Novas perspectivas para o cacau
A reunião do dia 7 de janeiro na Secretaria da Agricultura abriu novas perspectivas para a solução da dívida da lavoura cacaueira. Convocado pelo secretário da Agricultura, Roberto Muniz, o evento juntou na mesma mesa representantes do governo estadual, dos agentes financeiros, da Ceplac e dos produtores, num clima inédito de sintonia de propósitos e vontade de mútua cooperação.
Ao assumir a pasta da Agricultura no final do ano passado, o novo secretário encontrou o quadro desanimador de um programa que já nasceu aleijado e só piorou ao longo dos anos. Nas suas primeiras etapas, os produtores foram induzidos a endividar-se para custear a recuperação de suas plantações dizimadas pela vassoura-de-bruxa, mas as tecnologias e os materiais oferecidos pelo governo foram inadequados e não trouxeram resultados. A safra de cacau da Bahia, que já chegara a 400.000 t/ano, caiu para menos de 100.000 t no auge da crise e atualmente não consegue passar de 125.000 t, menos de um terço do seu volume anterior. A mais recente etapa do programa é o PAC do Cacau, anunciado como a solução definitiva dos problemas da lavoura de cacau, mas que, na realidade, não oferece uma redução dos valores condizente com o desperdício dos recursos por responsabilidade exclusiva do próprio governo, nem estabelece prazos de amortização adequados à capacidade de pagamento dos cacauicultores. Pior ainda, quase metade do estoque da dívida do setor, R 487 milhões, de um total de R 950 milhões, sequer é contemplada.
A reação dos produtores ao PAC do Cacau foi proporcional à sua ineficácia. Apenas 67% dos produtores contemplados pela Lei 11.775 aderiram, representando 63% do valor dos passivos abrangidos e só 32% da dívida total do setor. Ademais, a "adesão" nada mais significa que uma manifestação de interesse pela renegociação, sem compromisso de efetivamente fazê-lo e, até o final do ano, apenas 312 operações do total das 14.758 existentes haviam sido liquidadas ou repactuadas, cujo valor não passa de ínfimo 0,5% do estoque total das dívidas.
Diante desses fatos, o secretário Roberto Muniz, alertado pelo seu chefe de gabinete Eduardo Salles, pessoa de ligações estreitas com a comunidade cacaueira, reconheceu a gravidade da situação e decidiu agir. Como primeiro passo, articulou a prorrogação do prazo de 31 de dezembro estabelecido pela Lei 11.775 para a repactuação e, em seguida, convocou a reunião da semana passada na qual, pela primeira vez, se discutiu com objetividade e transparência a inadequação das condições estabelecidas diante da realidade econômica da lavoura de cacau. Constatou-se que:
- os atuais índices de produtividade não oferecem a capacidade de pagamento necessária para amortizar as dívidas nos termos estabelecidos, e uma nova crise de inadimplência ocorreria inevitavelmente ao término do prazo de carência em 2012, se fossem mantidos;
- várias classes de passivos, como o Pesa e a securitização, não foram contempladas, o que em muitos casos dificultaria ou mesmo impediria a repactuação;
- o aumento da produtividade, embora já conte com pacotes tecnológicos adequados, exigirá investimentos de vulto para os quais a lavoura não dispõe de recursos;
- o prazo de maturação dos esforços de aumento da produção ultrapassa o prazo de carência de quatro anos previsto na repactuação, que, assim, se torna insuficiente;
- as condições para a repactuação terão de ser revistas e adequadas à capacidade de pagamento dos produtores de cacau, e novos recursos devem ser disponibilizados desde já para custear as práticas agrícolas necessárias ao aumento da sua produtividade.

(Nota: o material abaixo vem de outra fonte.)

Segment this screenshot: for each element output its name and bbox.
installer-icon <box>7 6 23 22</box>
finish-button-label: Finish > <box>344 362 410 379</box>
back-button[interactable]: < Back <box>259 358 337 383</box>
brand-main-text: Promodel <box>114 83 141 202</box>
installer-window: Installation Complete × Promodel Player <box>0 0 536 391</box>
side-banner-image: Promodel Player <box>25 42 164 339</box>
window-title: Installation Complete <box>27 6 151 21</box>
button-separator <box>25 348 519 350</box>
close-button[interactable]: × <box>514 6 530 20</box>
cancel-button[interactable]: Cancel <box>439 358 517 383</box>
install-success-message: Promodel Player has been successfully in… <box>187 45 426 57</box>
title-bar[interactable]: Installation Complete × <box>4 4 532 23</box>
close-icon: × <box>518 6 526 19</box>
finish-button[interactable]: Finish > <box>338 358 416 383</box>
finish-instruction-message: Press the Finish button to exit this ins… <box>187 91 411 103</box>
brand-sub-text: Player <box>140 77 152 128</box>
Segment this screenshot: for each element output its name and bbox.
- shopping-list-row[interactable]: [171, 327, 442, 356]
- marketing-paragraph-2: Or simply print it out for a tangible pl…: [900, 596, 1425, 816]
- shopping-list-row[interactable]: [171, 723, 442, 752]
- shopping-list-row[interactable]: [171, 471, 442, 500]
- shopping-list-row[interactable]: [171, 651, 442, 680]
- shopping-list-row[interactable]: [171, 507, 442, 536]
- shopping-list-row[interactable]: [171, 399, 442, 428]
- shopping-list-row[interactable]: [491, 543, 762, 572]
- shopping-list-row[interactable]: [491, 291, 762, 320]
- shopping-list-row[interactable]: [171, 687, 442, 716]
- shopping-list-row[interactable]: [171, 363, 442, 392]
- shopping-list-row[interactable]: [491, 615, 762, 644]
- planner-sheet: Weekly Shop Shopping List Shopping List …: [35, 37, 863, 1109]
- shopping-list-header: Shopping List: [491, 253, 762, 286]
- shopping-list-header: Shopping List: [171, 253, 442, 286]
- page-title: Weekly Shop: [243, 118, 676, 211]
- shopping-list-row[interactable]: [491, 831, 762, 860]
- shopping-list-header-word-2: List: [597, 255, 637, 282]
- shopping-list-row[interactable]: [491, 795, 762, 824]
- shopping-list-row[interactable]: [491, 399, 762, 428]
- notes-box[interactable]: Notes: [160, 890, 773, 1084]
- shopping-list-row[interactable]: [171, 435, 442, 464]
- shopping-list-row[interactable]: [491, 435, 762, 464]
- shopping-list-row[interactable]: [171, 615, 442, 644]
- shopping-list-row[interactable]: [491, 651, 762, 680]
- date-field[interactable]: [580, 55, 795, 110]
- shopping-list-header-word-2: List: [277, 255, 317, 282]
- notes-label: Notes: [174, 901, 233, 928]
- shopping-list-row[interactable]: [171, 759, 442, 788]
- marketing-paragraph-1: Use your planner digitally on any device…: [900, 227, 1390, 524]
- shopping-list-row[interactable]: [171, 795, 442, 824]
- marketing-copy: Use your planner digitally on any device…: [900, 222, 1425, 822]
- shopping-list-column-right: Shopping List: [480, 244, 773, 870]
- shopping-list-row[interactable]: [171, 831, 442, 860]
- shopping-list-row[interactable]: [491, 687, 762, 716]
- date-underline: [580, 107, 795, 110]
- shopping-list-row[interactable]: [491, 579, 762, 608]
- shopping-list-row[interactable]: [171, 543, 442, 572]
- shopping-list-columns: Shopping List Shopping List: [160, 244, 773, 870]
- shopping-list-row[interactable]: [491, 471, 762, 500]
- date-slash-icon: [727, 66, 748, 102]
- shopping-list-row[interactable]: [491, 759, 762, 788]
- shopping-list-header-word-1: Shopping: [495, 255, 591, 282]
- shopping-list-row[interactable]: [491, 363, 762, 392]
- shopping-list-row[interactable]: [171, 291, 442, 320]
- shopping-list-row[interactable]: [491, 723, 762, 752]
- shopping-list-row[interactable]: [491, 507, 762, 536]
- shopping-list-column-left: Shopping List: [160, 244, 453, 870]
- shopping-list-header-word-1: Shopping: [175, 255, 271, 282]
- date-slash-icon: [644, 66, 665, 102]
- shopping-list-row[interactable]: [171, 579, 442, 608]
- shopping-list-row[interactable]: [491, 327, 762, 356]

Foi constituído um grupo de trabalho para elaborar uma proposta que será formalizada pelo governo da Bahia junto a Brasília, onde, segundo consta, já existiria certa disposição para conceder a ampliação do prazo de negociação e acolher as propostas de aperfeiçoamento.
Assim, mesmo sem ter produzido decisões concretas, como não poderia, já que decisões sobre crédito rural são da competência exclusiva do governo federal, a reunião foi um gigantesco passo em direção à solução do problema da dívida da lavoura cacaueira.
Em contrapartida, cabe aos produtores que ainda não aderiram ao programa, por não acreditarem na viabilidade das condições propostas, formalizar agora sua adesão e, com isso, dar respaldo aos esforços do governo da Bahia de encontrar uma solução adequada.